16 dicembre 2019
Aggiornato 04:00
Sanità

Distribuzione farmaci: precisazione dell’Assessorato

«Alle Ausl siciliane, così come previsto dal “Piano di rientro”, è destinata una quota massima complessiva di 2.170.000 euro»

Alle Ausl siciliane, così come previsto dal «Piano di rientro», è destinata una quota massima complessiva di 2.170.000 euro per far fronte alle esigenze organizzative del servizio di distribuzione diretta dei farmaci ad alto costo. Lo precisa l’assessorato regionale alla Sanità, in riferimento a notizie di stampa diffuse oggi.

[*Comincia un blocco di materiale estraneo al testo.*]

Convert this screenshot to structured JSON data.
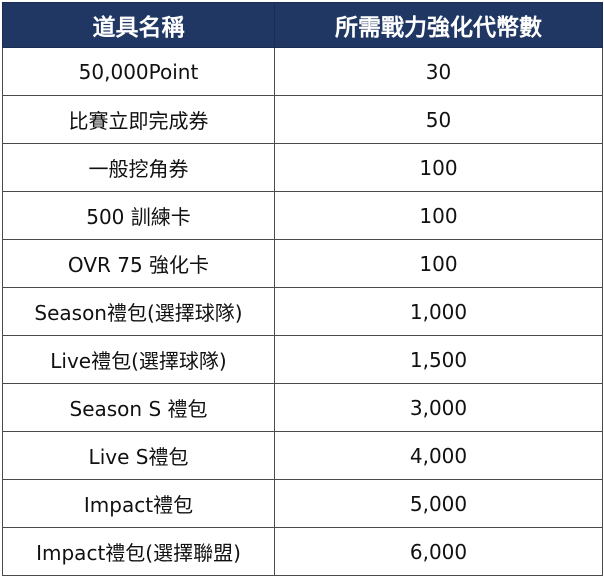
{
  "header": {
    "item_name": "道具名稱",
    "required_tokens": "所需戰力強化代幣數"
  },
  "rows": [
    {
      "item": "50,000Point",
      "cost": "30"
    },
    {
      "item": "比賽立即完成券",
      "cost": "50"
    },
    {
      "item": "一般挖角券",
      "cost": "100"
    },
    {
      "item": "500 訓練卡",
      "cost": "100"
    },
    {
      "item": "OVR 75 強化卡",
      "cost": "100"
    },
    {
      "item": "Season禮包(選擇球隊)",
      "cost": "1,000"
    },
    {
      "item": "Live禮包(選擇球隊)",
      "cost": "1,500"
    },
    {
      "item": "Season S 禮包",
      "cost": "3,000"
    },
    {
      "item": "Live S禮包",
      "cost": "4,000"
    },
    {
      "item": "Impact禮包",
      "cost": "5,000"
    },
    {
      "item": "Impact禮包(選擇聯盟)",
      "cost": "6,000"
    }
  ],
  "colors": {
    "header_bg": "#203764",
    "header_text": "#ffffff",
    "border": "#4a4a4a"
  }
}
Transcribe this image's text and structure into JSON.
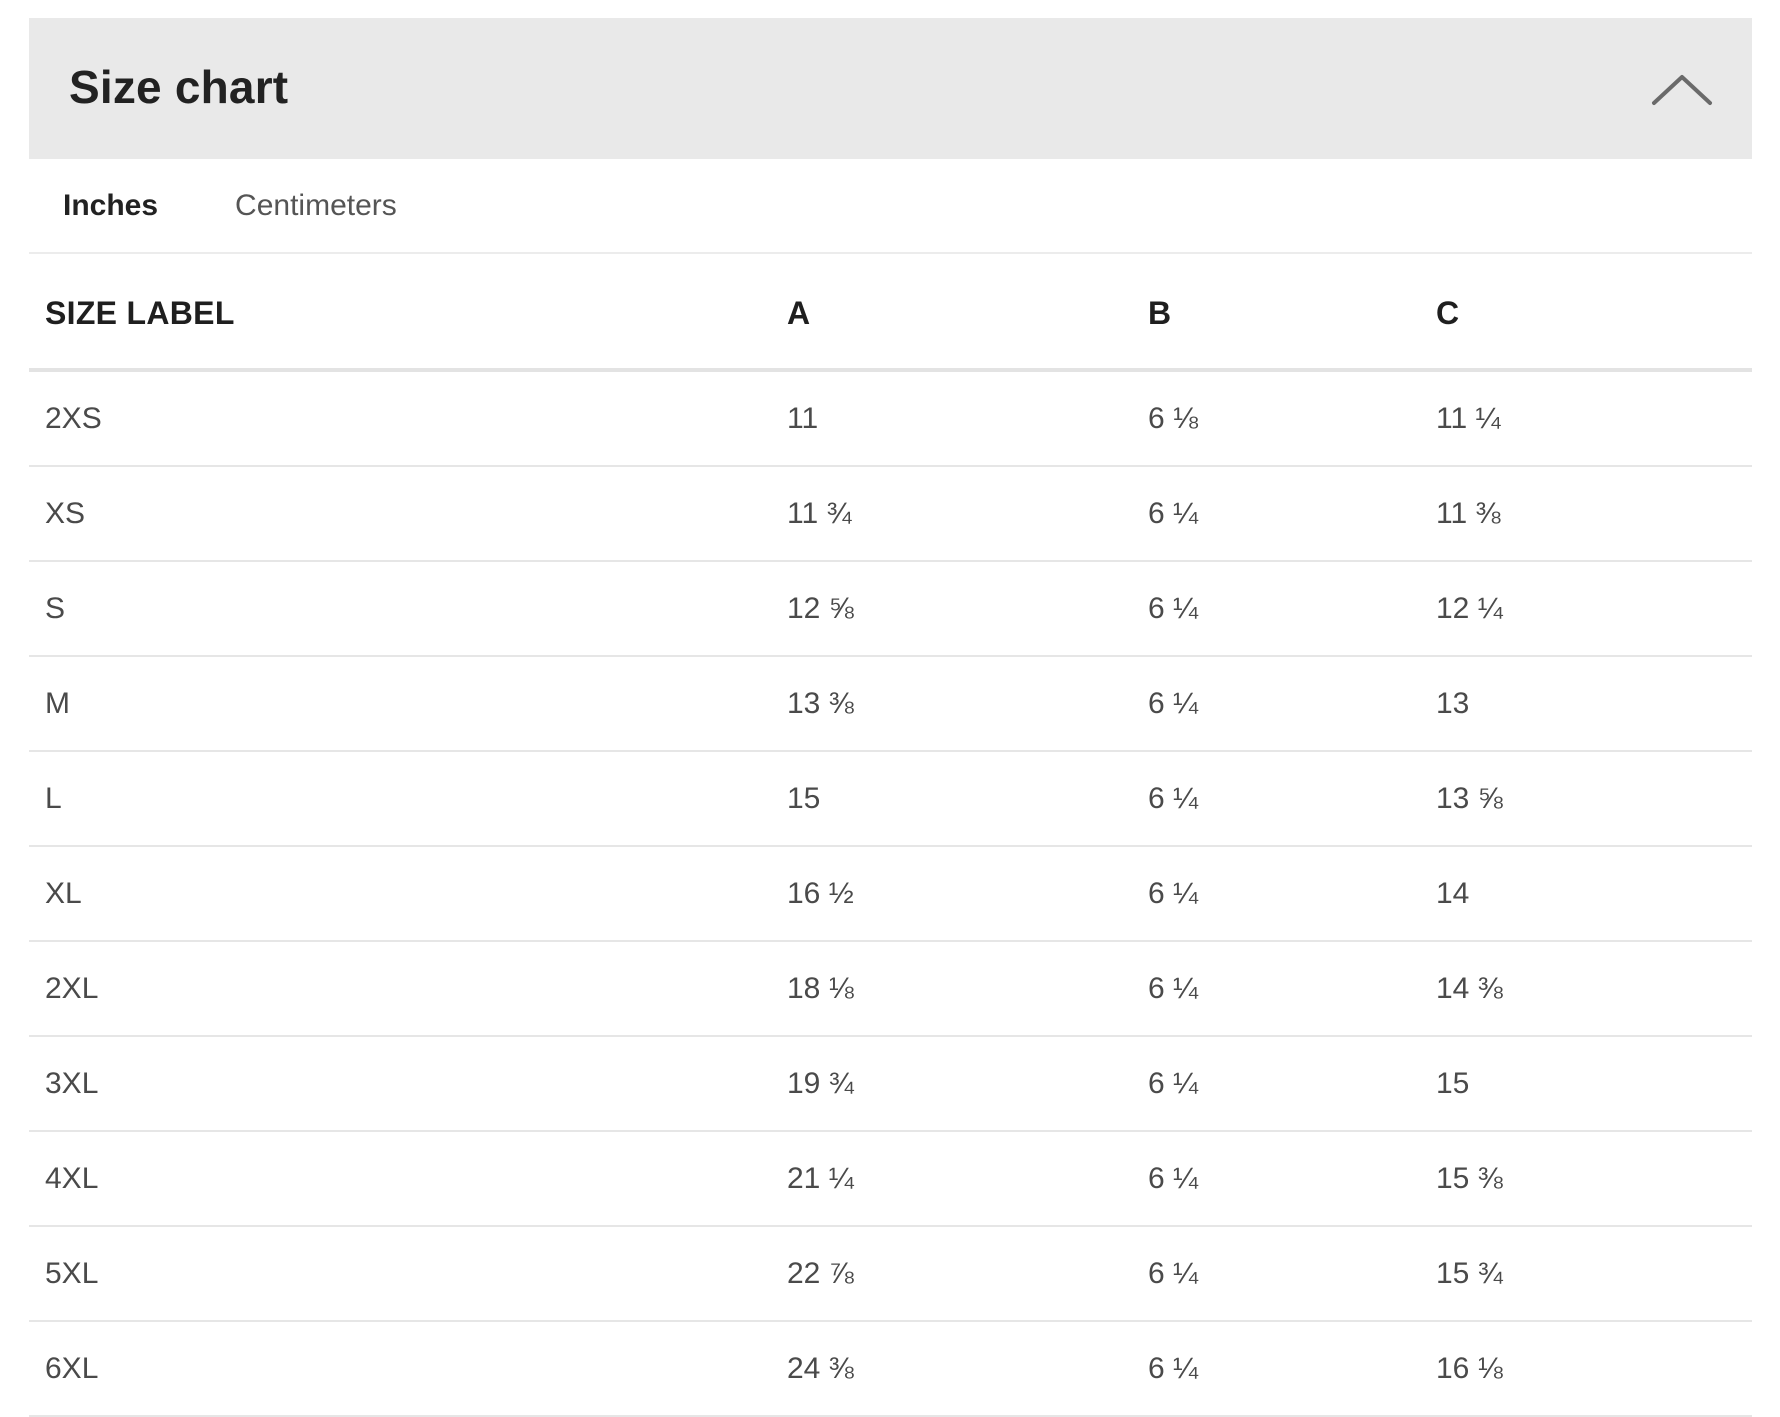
{
  "header": {
    "title": "Size chart",
    "collapse_icon": "chevron-up-icon"
  },
  "tabs": [
    {
      "label": "Inches",
      "active": true
    },
    {
      "label": "Centimeters",
      "active": false
    }
  ],
  "table": {
    "columns": [
      "SIZE LABEL",
      "A",
      "B",
      "C"
    ],
    "rows": [
      [
        "2XS",
        "11",
        "6 ⅛",
        "11 ¼"
      ],
      [
        "XS",
        "11 ¾",
        "6 ¼",
        "11 ⅜"
      ],
      [
        "S",
        "12 ⅝",
        "6 ¼",
        "12 ¼"
      ],
      [
        "M",
        "13 ⅜",
        "6 ¼",
        "13"
      ],
      [
        "L",
        "15",
        "6 ¼",
        "13 ⅝"
      ],
      [
        "XL",
        "16 ½",
        "6 ¼",
        "14"
      ],
      [
        "2XL",
        "18 ⅛",
        "6 ¼",
        "14 ⅜"
      ],
      [
        "3XL",
        "19 ¾",
        "6 ¼",
        "15"
      ],
      [
        "4XL",
        "21 ¼",
        "6 ¼",
        "15 ⅜"
      ],
      [
        "5XL",
        "22 ⅞",
        "6 ¼",
        "15 ¾"
      ],
      [
        "6XL",
        "24 ⅜",
        "6 ¼",
        "16 ⅛"
      ]
    ]
  },
  "colors": {
    "header_bg": "#e9e9e9",
    "text_primary": "#222222",
    "text_secondary": "#4a4a4a",
    "divider": "#e6e6e6"
  }
}
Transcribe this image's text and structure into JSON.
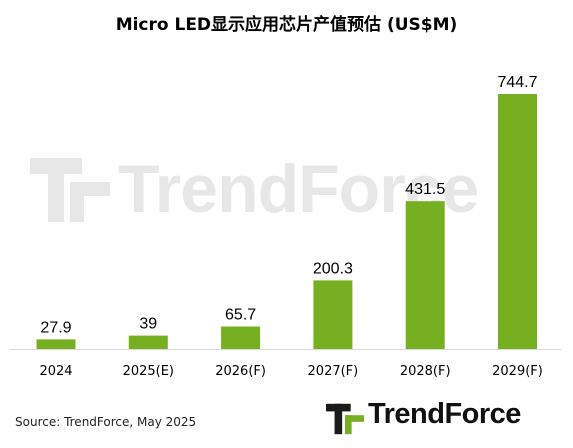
{
  "chart_data": {
    "type": "bar",
    "title": "Micro LED显示应用芯片产值预估 (US$M)",
    "categories": [
      "2024",
      "2025(E)",
      "2026(F)",
      "2027(F)",
      "2028(F)",
      "2029(F)"
    ],
    "values": [
      27.9,
      39,
      65.7,
      200.3,
      431.5,
      744.7
    ],
    "value_labels": [
      "27.9",
      "39",
      "65.7",
      "200.3",
      "431.5",
      "744.7"
    ],
    "bar_color": "#76b021",
    "ylim": [
      0,
      800
    ],
    "grid": false,
    "legend": "none"
  },
  "source": "Source: TrendForce, May 2025",
  "brand": {
    "name": "TrendForce",
    "color": "#76b021"
  },
  "watermark": {
    "text": "TrendForce"
  }
}
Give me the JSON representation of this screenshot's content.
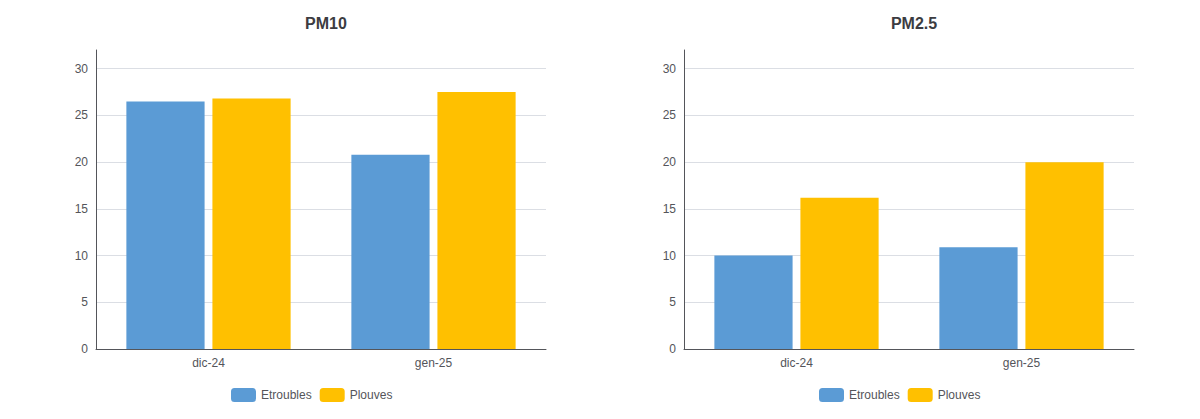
{
  "chart_data": [
    {
      "type": "bar",
      "title": "PM10",
      "categories": [
        "dic-24",
        "gen-25"
      ],
      "series": [
        {
          "name": "Etroubles",
          "color": "#5b9bd5",
          "values": [
            26.5,
            20.8
          ]
        },
        {
          "name": "Plouves",
          "color": "#ffc000",
          "values": [
            26.8,
            27.5
          ]
        }
      ],
      "ylim": [
        0,
        32
      ],
      "yticks": [
        0,
        5,
        10,
        15,
        20,
        25,
        30
      ],
      "grid": true,
      "legend": "bottom"
    },
    {
      "type": "bar",
      "title": "PM2.5",
      "categories": [
        "dic-24",
        "gen-25"
      ],
      "series": [
        {
          "name": "Etroubles",
          "color": "#5b9bd5",
          "values": [
            10.0,
            10.9
          ]
        },
        {
          "name": "Plouves",
          "color": "#ffc000",
          "values": [
            16.2,
            20.0
          ]
        }
      ],
      "ylim": [
        0,
        32
      ],
      "yticks": [
        0,
        5,
        10,
        15,
        20,
        25,
        30
      ],
      "grid": true,
      "legend": "bottom"
    }
  ]
}
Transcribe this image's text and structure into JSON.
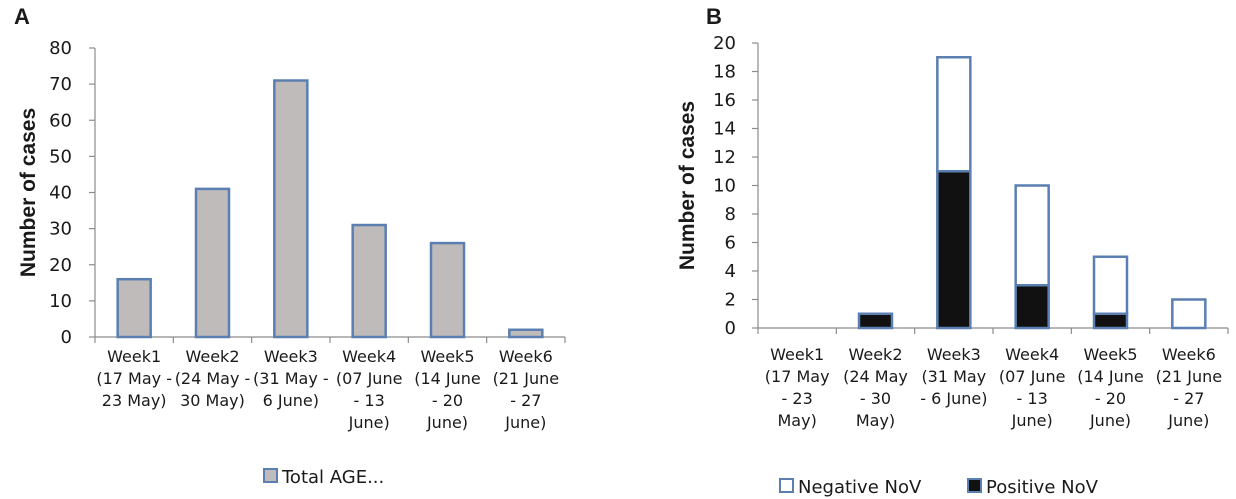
{
  "chart_data": [
    {
      "panel": "A",
      "type": "bar",
      "ylabel": "Number of cases",
      "xlabel": "",
      "ylim": [
        0,
        80
      ],
      "yticks": [
        0,
        10,
        20,
        30,
        40,
        50,
        60,
        70,
        80
      ],
      "categories": [
        [
          "Week1",
          "(17 May -",
          "23 May)"
        ],
        [
          "Week2",
          "(24 May -",
          "30 May)"
        ],
        [
          "Week3",
          "(31 May -",
          "6 June)"
        ],
        [
          "Week4",
          "(07 June",
          "- 13",
          "June)"
        ],
        [
          "Week5",
          "(14 June",
          "- 20",
          "June)"
        ],
        [
          "Week6",
          "(21 June",
          "- 27",
          "June)"
        ]
      ],
      "series": [
        {
          "name": "Total AGE...",
          "values": [
            16,
            41,
            71,
            31,
            26,
            2
          ],
          "color": "#bfbbbb",
          "stroke": "#5a7fb0"
        }
      ],
      "legend_position": "bottom"
    },
    {
      "panel": "B",
      "type": "bar",
      "stacked": true,
      "ylabel": "Number of cases",
      "xlabel": "",
      "ylim": [
        0,
        20
      ],
      "yticks": [
        0,
        2,
        4,
        6,
        8,
        10,
        12,
        14,
        16,
        18,
        20
      ],
      "categories": [
        [
          "Week1",
          "(17 May",
          "- 23",
          "May)"
        ],
        [
          "Week2",
          "(24 May",
          "- 30",
          "May)"
        ],
        [
          "Week3",
          "(31 May",
          "- 6 June)"
        ],
        [
          "Week4",
          "(07 June",
          "- 13",
          "June)"
        ],
        [
          "Week5",
          "(14 June",
          "- 20",
          "June)"
        ],
        [
          "Week6",
          "(21 June",
          "- 27",
          "June)"
        ]
      ],
      "series": [
        {
          "name": "Positive NoV",
          "values": [
            0,
            1,
            11,
            3,
            1,
            0
          ],
          "color": "#111111",
          "stroke": "#5a7fb0"
        },
        {
          "name": "Negative NoV",
          "values": [
            0,
            0,
            8,
            7,
            4,
            2
          ],
          "color": "#ffffff",
          "stroke": "#5a7fb0"
        }
      ],
      "legend_order": [
        "Negative NoV",
        "Positive NoV"
      ],
      "legend_position": "bottom"
    }
  ]
}
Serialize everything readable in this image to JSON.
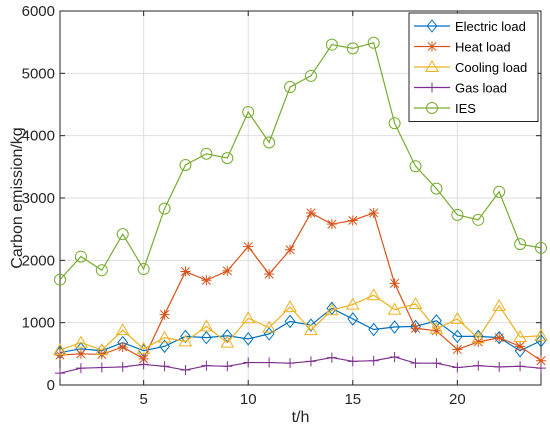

Secondo quanto comunicato dalle Ausl, appositamente interpellate dall’assessorato, il numero complessivo dei nuovi farmacisti dedicati alla distribuzione diretta non supererà le 50 unità, per un costo complessivo che sarà in linea con quanto programmato.

Tali assunzioni saranno effettuate a tempo determinato e, in alcuni casi, anche part time.
La cifra di 2.170.000 euro prevista dal «Piano di rientro» rappresenta il 4 per cento delle economie complessive determinate dalla distribuzione diretta.
Dal primo luglio, in seguito a un provvedimento dell’assessore regionale alla Sanità Massimo Russo, la distribuzione dei farmaci ad alto costo deve essere effettuate dai servizi farmaceutici delle aziende sanitarie.